Further direct support for the link between the phosphorylation state and internalization came from direct visualization with a stain specific for the phosphorylated receptor complex. These complexes were never found inside the cell, but instead were clustered on the surface, along with multiple unphosphorylated receptors. The researchers next asked whether surface or internalized BCRs were involved in signaling. By inhibiting internalization and measuring the effect on activities downstream from the receptor trigger, they showed that internalized BCRs play little role in stimulating these activities.

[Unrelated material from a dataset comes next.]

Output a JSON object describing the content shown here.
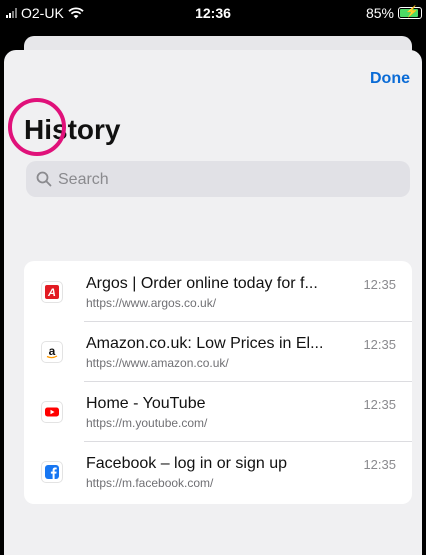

Finally, they constructed a simple mathematical model of the competition for receptor tyrosines between the kinase enzyme that adds the phosphate and the adaptor molecules that link to the unphosphorylated tyrosines to promote internalization. They showed that the either/or fate of the BCR—remaining on the surface to engage in signaling or becoming internalized—enhances responses to weak antigens, which may be an important feature for initial antigen detection. They also describe how the model accounts for several other formerly puzzling features of the antigen response by B cells.

The results of these experiments can be used to clarify the dynamics of activated BCRs, both on the surface and inside the cell. This should lead to a better understanding both of receptor-mediated signaling and the processing of internalized receptors—both of which are crucial for an effective immune response.